Pieter Teyler van der Hulst (Haarlem, 25 marzo 1702Haarlem, 8 aprile 1778) è stato un mercante, banchiere e mecenate olandese, noto per aver deciso di destinare il suo cospicuo patrimonio (stimato attorno ai 2 milioni di fiorini olandesi) alla promozione della diffusione della cultura e delle arti nella sua città natale. Grazie alle sue donazioni sono stati fondati il Teylers Museum, il museo più antico dei Paesi Bassi, e il Teylers Hofje.

Biografia[modifica | modifica wikitesto]

Il Teylers Hofje così come appare al giorno d'oggi.

Teyler fu un fervente seguace delle teorie dell'Illuminismo Scozzese, essendo discendente di ricchi mercanti scozzesi; suo padre fu Isaac Teyler e sua madre Maria van der Hulst.[1] Sposò Helena Wynands Verschaave nel 1728.[2]

Fu un membro attivo della comunità mennonita "Waterlander" e divenne fiduciario dell'orfanotrofio cittadino dal 1750 in poi.[1] Fece la sua fortuna come commerciante di tessuti, ma dal 1763 intraprese l'attività bancaria che lo portò a erogare prestiti a numerosi suoi contemporanei, tra i quali anche il suo vicino di origine scozzese George Clifford III, ricco commerciante di Amsterdam noto per essere stato finanziatore di Carlo Linneo.

I banchieri olandesi di origine scozzese come Teyler, Clifford, e Hope & Co. furono mecenati delle arti e delle scienze. Teyler fu anche attivo nella comunità mennonita di Harleem assieme alla moglie, fondando un hofje mennonita recante il suo nome nel 1752.[3] Differentemente dall'uso dell'epoca, nell'hofje dei Teyler potevano avere accesso anche i non mennoniti.
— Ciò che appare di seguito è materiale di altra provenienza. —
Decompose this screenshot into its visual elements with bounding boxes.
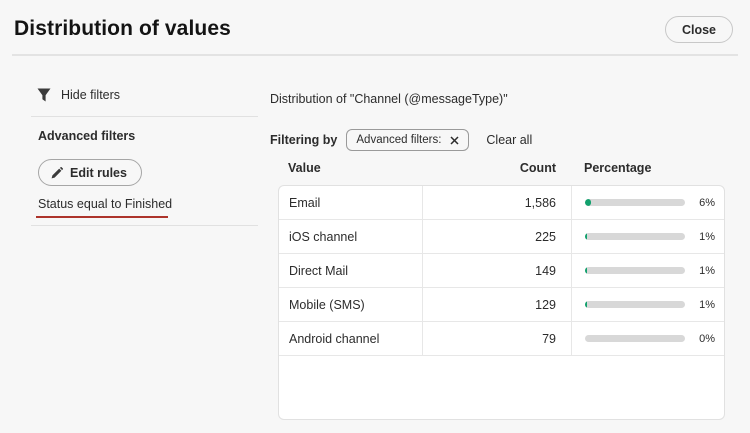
table-body: Email 1,586 6% iOS channel 225 1% Direct…: [278, 185, 725, 420]
percentage-bar-track: [585, 233, 685, 240]
cell-count: 225: [423, 220, 572, 253]
cell-value: Mobile (SMS): [279, 288, 423, 321]
edit-rules-button[interactable]: Edit rules: [38, 159, 142, 186]
status-rule-text: Status equal to Finished: [38, 197, 173, 211]
advanced-filters-chip[interactable]: Advanced filters:: [346, 129, 470, 151]
cell-count: 149: [423, 254, 572, 287]
table-row[interactable]: iOS channel 225 1%: [279, 220, 724, 254]
table-row[interactable]: Direct Mail 149 1%: [279, 254, 724, 288]
distribution-title: Distribution of "Channel (@messageType)": [270, 92, 508, 106]
percentage-bar-fill: [585, 199, 591, 206]
table-row[interactable]: Mobile (SMS) 129 1%: [279, 288, 724, 322]
chip-label: Advanced filters:: [356, 134, 442, 146]
header-divider: [12, 54, 738, 56]
close-button[interactable]: Close: [664, 16, 733, 43]
cell-percentage: 1%: [572, 254, 724, 287]
page-title: Distribution of values: [14, 17, 231, 40]
filter-row: Filtering by Advanced filters: Clear all: [270, 129, 725, 151]
column-header-percentage: Percentage: [584, 161, 652, 175]
percentage-bar-fill: [585, 301, 587, 308]
distribution-panel: Distribution of "Channel (@messageType)"…: [270, 92, 725, 151]
clear-all-link[interactable]: Clear all: [486, 133, 533, 147]
percentage-label: 1%: [699, 298, 715, 311]
cell-percentage: 6%: [572, 186, 724, 219]
funnel-icon: [37, 88, 51, 102]
cell-count: 1,586: [423, 186, 572, 219]
cell-percentage: 1%: [572, 288, 724, 321]
percentage-bar-track: [585, 267, 685, 274]
hide-filters-label: Hide filters: [61, 88, 121, 102]
table-header: Value Count Percentage: [278, 161, 725, 185]
edit-rules-label: Edit rules: [70, 165, 127, 180]
percentage-bar-track: [585, 301, 685, 308]
filters-sidebar: Hide filters Advanced filters Edit rules…: [31, 84, 258, 226]
percentage-label: 1%: [699, 264, 715, 277]
status-rule-underline: [36, 216, 168, 218]
cell-percentage: 1%: [572, 220, 724, 253]
table-row[interactable]: Android channel 79 0%: [279, 322, 724, 356]
percentage-bar-track: [585, 335, 685, 342]
percentage-label: 0%: [699, 332, 715, 345]
cell-value: Email: [279, 186, 423, 219]
cell-count: 129: [423, 288, 572, 321]
cell-percentage: 0%: [572, 322, 724, 355]
percentage-bar-fill: [585, 233, 587, 240]
filtering-by-label: Filtering by: [270, 133, 338, 147]
close-icon[interactable]: [450, 135, 459, 145]
table-row[interactable]: Email 1,586 6%: [279, 186, 724, 220]
distribution-table: Value Count Percentage Email 1,586 6% iO…: [278, 161, 725, 420]
cell-value: iOS channel: [279, 220, 423, 253]
cell-value: Direct Mail: [279, 254, 423, 287]
cell-count: 79: [423, 322, 572, 355]
column-header-count: Count: [519, 161, 556, 175]
sidebar-divider-bottom: [31, 225, 258, 226]
advanced-filters-title: Advanced filters: [38, 129, 136, 143]
sidebar-divider-top: [31, 116, 258, 117]
cell-value: Android channel: [279, 322, 423, 355]
column-header-value: Value: [288, 161, 321, 175]
percentage-bar-fill: [585, 267, 587, 274]
percentage-bar-track: [585, 199, 685, 206]
pencil-icon: [51, 166, 63, 178]
percentage-label: 1%: [699, 230, 715, 243]
percentage-label: 6%: [699, 196, 715, 209]
hide-filters-toggle[interactable]: Hide filters: [31, 84, 258, 106]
Nel diciottesimo secolo, i membri della classe dirigente di Haarlem e Amsterdam erano in gran parte protestanti, così come lo Statolder. A cattolici, mennoniti, quaccheri, e tutti gli altri, era proibito l'accesso a organizzazioni come la Hollandsche Maatschappij der Wetenschappen ("Società Olandese delle Scienze"), fondata ad Haarlem nel 1752 con lo scopo di dedicarsi a tutti gli aspetti della scienza. Dal 1841 la Società ha sede presso la Hodshon Huis, sita non lontano dal Teylers Museum, a est del fiume Spaarne.

Lascito[modifica | modifica wikitesto]

Il testamento di Teyler fu scritto nel 1756 a seguito della morte della moglie, pochi anni dopo la fondazione della Società.[1] I termini originali del testamento prevedono l'istituzione di un premio scientifico annuale assegnato dai curatori della sua biblioteca e della sua collezione di opere d'arte e pezzi d'interesse scientifico. Questi curatori divennero esperti di arte e scienza seguendo percorsi di formazione differenti, e ciò determinò l'eclettismo che caratterizza il Teylers Museum.
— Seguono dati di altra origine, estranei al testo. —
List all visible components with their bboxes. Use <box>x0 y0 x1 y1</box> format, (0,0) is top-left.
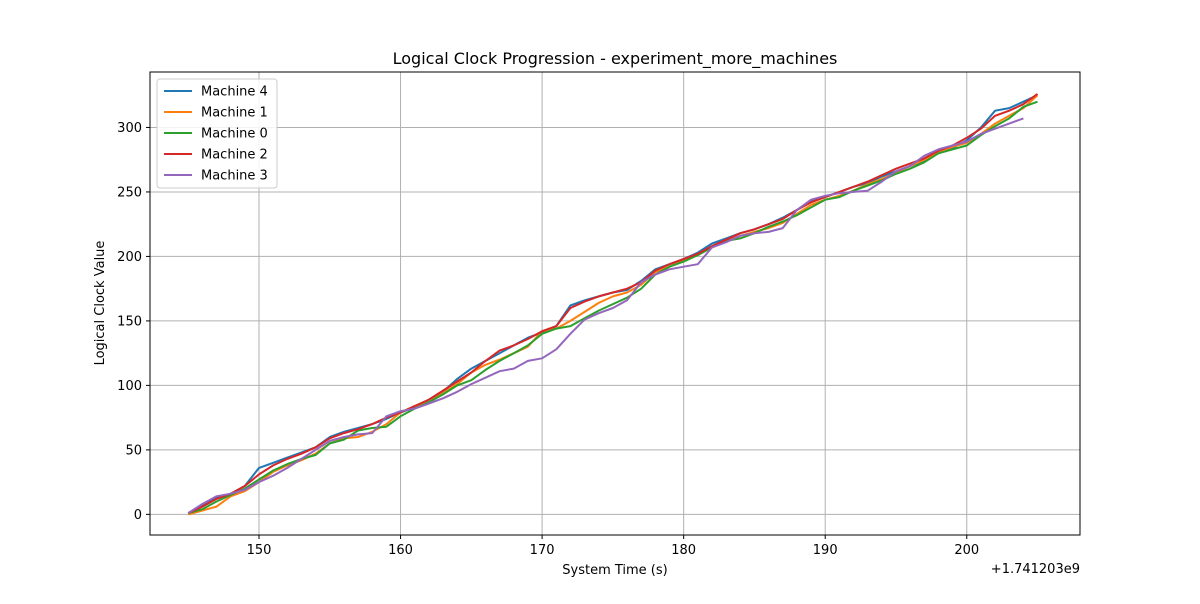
x-tick-label: 200 <box>954 543 979 558</box>
y-axis-ticks: 0 50 100 150 200 250 300 <box>117 121 150 523</box>
y-tick-label: 150 <box>117 314 142 329</box>
chart-title: Logical Clock Progression - experiment_m… <box>393 49 838 69</box>
legend-entry-label: Machine 1 <box>201 106 268 121</box>
x-tick-label: 150 <box>247 543 272 558</box>
legend: Machine 4 Machine 1 Machine 0 Machine 2 Mach… <box>156 78 278 189</box>
plot-area-frame <box>149 71 1081 536</box>
y-axis-label: Logical Clock Value <box>93 241 108 366</box>
legend-entry-label: Machine 3 <box>201 169 268 184</box>
grid-lines <box>150 72 1080 535</box>
legend-entry-label: Machine 4 <box>201 85 268 100</box>
y-tick-label: 50 <box>125 443 142 458</box>
legend-box <box>156 78 278 189</box>
series-line-machine-2 <box>187 93 1039 515</box>
y-tick-label: 0 <box>134 508 142 523</box>
legend-entry-label: Machine 0 <box>201 127 268 142</box>
x-axis-label: System Time (s) <box>562 563 667 578</box>
y-tick-label: 100 <box>117 379 142 394</box>
y-tick-label: 300 <box>117 121 142 136</box>
x-tick-label: 160 <box>388 543 413 558</box>
x-axis-ticks: 150 160 170 180 190 200 <box>247 535 979 558</box>
x-axis-offset-label: +1.741203e9 <box>991 562 1080 577</box>
x-tick-label: 180 <box>671 543 696 558</box>
legend-entry-label: Machine 2 <box>201 148 268 163</box>
series-line-machine-3 <box>187 117 1024 514</box>
y-tick-label: 200 <box>117 250 142 265</box>
x-tick-label: 170 <box>530 543 555 558</box>
series-line-machine-0 <box>187 100 1038 515</box>
series-lines <box>187 93 1039 516</box>
x-tick-label: 190 <box>813 543 838 558</box>
y-tick-label: 250 <box>117 185 142 200</box>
Secondo le disposizioni testamentarie, vennero istituite tre società, occupatesi rispettivamente di religione, scienza e arti, e che divennero note come "prima", "seconda" e "terza Società".

La sua abitazione ad Haarlem con il suo ingresso dalla Damstraat è unita al retro del Teylers Museum attraverso una porta sita nella Stanza ovale. L'abitazione è nota come "Fundatiehuis" ed è accessibile ai visitatori solo su appuntamento, e solo nel "Monumentendag".

Note[modifica | modifica wikitesto]

  1. ^ a b c (EN) Teyler van der Hulst, Pieter (1702-1778), Global Anabaptist Mennonite Encyclopedia Online, 26/01/2012.
  2. ^ (NL) Huuwlykszangen voor den heere Pieter Teyler, van der Hulst, en jongkvrouwe Helena Wynands Verschaave, DBNL, 26/01/2012.
  3. ^ Haarlems hofjes, Dr. G. H. Kurtz, Schuyt & Co C.V., Haarlem, 1972, ISBN 90-6097-027-6

Collegamenti esterni[modifica | modifica wikitesto]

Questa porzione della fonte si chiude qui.